Laurent Lahollande, directeur sécurité chez Bouygues construction.
Du point de vue de l’entreprise, quelles sont les principales préoccupations liées aux missions des collaborateurs envoyés à l’étranger ? Tel était le thème d’une conférence donnée par l’Institut européen d’études en sûreté-sécurité pour les entreprises (Ieesse) en mars dernier. « Elles sont essentiellement de trois ordres, a répondu Laurent Lahollande, directeur sécurité chez Bouygues construction : la sécurité des personnes, la sécurité des datas et la continuité de la mission. »
Contextualiser les risques
Les grands groupes et multinationales déploient généralement leurs missions à l’étranger selon une stratégie et un calendrier bien précis, laissant le temps à la préparation. Pour les petites entreprises, c’est différent. Certaines n’ont parfois pas le choix, comme le remarque lors de la conférence Dominique Gérard, DG de Scutum Security First (SSF) spécialisée dans la sûreté à l’international : « Certains chefs d’entreprises me demandent : je viens de gagner un contrat dans une zone classée rouge écarlate. Je dois mettre en place des personnels rapidement, c’est une question de survie de l’entreprise. Comment faire ? ».

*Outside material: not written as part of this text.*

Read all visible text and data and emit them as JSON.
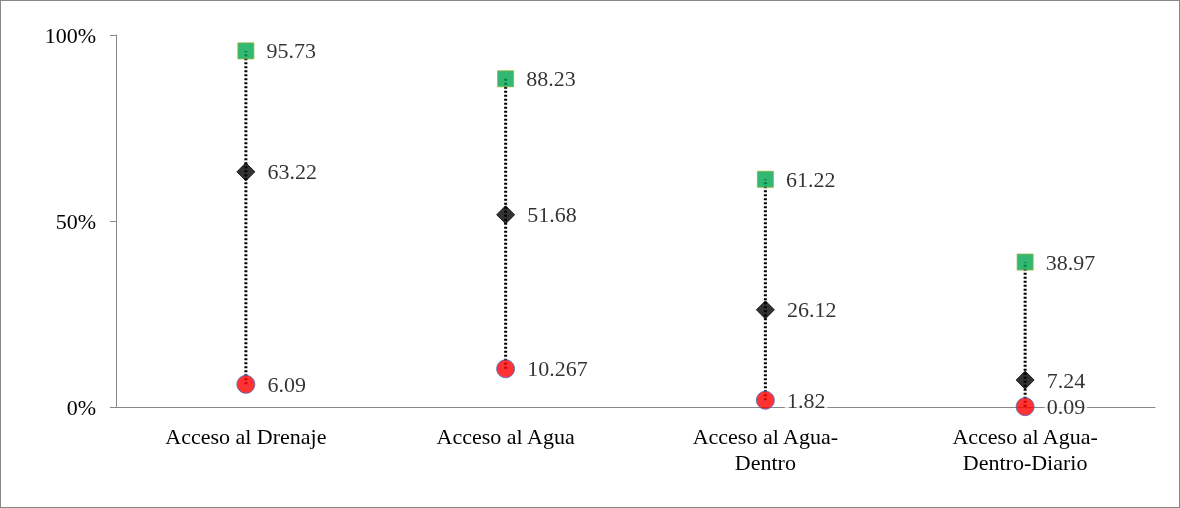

Dans tous les cas, la méthode consiste à contextualiser les risques. « Avant de se rendre dans un pays, il faut se poser les bonnes questions, analyse Laurent Lahollande. Que va-t-on y faire, pourquoi le collaborateur est envoyé là-bas, avec qui va-t-on travailler, pour combien de temps ? En fonction des réponses, il faut identifier les risques et les menaces. »

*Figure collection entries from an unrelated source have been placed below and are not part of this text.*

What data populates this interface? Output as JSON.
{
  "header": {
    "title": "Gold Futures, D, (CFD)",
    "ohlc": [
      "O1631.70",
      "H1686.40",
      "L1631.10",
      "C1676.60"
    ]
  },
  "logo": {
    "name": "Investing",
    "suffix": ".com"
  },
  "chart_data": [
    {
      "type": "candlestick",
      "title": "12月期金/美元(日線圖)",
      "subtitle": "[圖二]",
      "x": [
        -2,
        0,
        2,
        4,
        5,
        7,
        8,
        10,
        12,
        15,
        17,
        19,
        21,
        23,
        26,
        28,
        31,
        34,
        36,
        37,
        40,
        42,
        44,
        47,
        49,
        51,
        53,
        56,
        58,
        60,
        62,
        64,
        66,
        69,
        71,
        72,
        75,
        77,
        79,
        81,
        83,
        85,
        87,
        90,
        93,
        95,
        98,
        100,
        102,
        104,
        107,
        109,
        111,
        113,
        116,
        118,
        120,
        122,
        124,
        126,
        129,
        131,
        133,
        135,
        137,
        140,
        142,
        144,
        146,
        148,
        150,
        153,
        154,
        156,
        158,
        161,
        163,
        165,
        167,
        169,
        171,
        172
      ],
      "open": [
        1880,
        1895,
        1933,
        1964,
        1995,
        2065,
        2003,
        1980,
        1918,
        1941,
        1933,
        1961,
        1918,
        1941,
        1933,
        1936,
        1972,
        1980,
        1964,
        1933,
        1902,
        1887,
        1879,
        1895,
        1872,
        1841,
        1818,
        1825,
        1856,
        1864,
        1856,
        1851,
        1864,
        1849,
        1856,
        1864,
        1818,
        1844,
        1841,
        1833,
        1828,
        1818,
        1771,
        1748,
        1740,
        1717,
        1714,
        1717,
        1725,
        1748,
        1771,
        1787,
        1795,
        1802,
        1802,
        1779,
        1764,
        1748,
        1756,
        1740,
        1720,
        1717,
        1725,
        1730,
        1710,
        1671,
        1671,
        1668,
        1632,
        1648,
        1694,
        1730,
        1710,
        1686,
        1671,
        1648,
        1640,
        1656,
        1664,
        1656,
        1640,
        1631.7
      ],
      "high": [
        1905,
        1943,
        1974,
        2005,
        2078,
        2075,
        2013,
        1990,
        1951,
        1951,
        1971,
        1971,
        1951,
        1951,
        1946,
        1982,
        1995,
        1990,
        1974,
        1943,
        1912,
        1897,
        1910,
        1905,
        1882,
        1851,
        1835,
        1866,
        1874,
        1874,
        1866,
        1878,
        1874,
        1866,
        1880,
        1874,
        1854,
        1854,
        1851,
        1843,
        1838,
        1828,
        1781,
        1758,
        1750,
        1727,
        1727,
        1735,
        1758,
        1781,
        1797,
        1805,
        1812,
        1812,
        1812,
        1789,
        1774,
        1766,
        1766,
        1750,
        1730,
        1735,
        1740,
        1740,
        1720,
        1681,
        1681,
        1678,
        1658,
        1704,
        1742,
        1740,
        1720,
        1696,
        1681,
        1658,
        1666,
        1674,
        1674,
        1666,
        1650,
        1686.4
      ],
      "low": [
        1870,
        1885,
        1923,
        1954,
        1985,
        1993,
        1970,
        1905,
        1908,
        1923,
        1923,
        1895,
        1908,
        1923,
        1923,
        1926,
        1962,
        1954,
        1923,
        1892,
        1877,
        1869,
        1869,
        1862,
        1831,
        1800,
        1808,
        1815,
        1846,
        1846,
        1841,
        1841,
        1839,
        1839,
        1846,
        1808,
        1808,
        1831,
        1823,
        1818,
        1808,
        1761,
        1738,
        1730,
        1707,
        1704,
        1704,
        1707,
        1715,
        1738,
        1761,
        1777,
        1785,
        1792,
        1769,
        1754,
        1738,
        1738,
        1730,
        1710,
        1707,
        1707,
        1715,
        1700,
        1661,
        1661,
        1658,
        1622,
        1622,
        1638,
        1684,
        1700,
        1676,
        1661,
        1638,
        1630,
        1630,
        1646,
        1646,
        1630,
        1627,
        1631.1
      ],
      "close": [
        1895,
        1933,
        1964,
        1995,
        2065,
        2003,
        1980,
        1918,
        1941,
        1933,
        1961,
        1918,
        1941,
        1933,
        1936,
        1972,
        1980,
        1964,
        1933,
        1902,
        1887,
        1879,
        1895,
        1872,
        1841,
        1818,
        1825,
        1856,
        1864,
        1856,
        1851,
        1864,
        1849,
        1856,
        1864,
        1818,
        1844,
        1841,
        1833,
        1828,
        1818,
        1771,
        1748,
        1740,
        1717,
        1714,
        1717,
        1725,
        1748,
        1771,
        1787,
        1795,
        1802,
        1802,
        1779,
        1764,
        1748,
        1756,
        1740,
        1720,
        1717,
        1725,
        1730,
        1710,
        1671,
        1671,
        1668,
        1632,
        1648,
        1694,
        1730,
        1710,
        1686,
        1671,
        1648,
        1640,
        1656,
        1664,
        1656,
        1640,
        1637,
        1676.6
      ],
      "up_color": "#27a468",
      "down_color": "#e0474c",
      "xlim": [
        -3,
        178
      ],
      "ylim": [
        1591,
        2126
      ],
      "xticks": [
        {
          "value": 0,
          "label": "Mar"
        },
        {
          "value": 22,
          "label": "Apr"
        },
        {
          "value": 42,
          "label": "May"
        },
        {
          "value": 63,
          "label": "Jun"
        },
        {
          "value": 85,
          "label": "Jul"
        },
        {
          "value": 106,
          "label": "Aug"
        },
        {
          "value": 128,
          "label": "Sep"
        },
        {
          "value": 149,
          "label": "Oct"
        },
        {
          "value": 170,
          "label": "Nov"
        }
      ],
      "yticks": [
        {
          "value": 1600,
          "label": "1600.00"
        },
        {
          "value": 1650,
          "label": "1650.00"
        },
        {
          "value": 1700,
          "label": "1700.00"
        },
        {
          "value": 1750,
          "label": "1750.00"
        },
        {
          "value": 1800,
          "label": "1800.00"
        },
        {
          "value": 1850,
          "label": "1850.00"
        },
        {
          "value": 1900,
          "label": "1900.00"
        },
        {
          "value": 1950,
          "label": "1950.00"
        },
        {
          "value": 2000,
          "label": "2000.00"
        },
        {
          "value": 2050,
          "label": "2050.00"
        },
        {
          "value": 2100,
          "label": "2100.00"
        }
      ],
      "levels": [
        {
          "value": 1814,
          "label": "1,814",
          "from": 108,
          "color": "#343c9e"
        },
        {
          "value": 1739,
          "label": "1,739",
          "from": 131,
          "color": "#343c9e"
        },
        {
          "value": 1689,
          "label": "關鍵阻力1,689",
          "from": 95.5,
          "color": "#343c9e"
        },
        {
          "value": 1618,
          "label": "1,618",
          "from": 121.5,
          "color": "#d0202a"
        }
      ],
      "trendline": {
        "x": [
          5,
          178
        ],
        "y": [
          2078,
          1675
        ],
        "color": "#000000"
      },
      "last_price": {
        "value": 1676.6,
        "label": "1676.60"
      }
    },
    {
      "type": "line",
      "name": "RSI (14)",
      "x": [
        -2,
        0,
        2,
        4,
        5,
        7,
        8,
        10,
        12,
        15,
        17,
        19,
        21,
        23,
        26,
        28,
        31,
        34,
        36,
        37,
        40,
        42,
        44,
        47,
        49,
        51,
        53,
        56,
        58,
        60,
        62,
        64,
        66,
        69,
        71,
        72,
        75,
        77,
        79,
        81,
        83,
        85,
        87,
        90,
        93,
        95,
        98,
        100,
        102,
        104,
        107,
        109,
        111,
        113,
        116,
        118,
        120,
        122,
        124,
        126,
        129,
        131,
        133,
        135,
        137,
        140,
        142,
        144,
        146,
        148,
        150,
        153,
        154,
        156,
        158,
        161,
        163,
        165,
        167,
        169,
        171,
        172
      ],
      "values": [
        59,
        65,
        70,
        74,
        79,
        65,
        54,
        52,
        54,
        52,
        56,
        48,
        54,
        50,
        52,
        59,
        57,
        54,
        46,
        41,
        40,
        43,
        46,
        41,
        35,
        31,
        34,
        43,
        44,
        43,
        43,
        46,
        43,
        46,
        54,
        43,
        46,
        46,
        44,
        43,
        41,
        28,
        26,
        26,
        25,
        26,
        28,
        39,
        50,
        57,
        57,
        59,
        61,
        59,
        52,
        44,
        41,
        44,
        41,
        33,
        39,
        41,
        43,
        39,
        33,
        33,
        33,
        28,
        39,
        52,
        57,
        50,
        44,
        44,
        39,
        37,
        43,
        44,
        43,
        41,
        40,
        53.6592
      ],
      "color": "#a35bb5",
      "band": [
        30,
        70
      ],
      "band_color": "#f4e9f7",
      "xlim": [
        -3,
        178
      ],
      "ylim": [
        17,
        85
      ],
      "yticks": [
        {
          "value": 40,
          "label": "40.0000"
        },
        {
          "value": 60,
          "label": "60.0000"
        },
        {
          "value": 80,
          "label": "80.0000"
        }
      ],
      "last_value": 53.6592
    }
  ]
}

Un contexte parfois compliqué
Il faut donc prendre des précautions et prodiguer des recommandations selon la zone dans laquelle le collaborateur va évoluer et le contenu de sa mission. « Globalement, nous observons 18 rubriques pour apprécier les risques, confie le directeur sécurité de Bouygues construction. Le risque géopolitique, le terrorisme, la délinquance, les catastrophes naturelles, la pandémie, les capacités hospitalières… Ensuite, on étudie les dispositifs à mettre en place pour un rapatriement. »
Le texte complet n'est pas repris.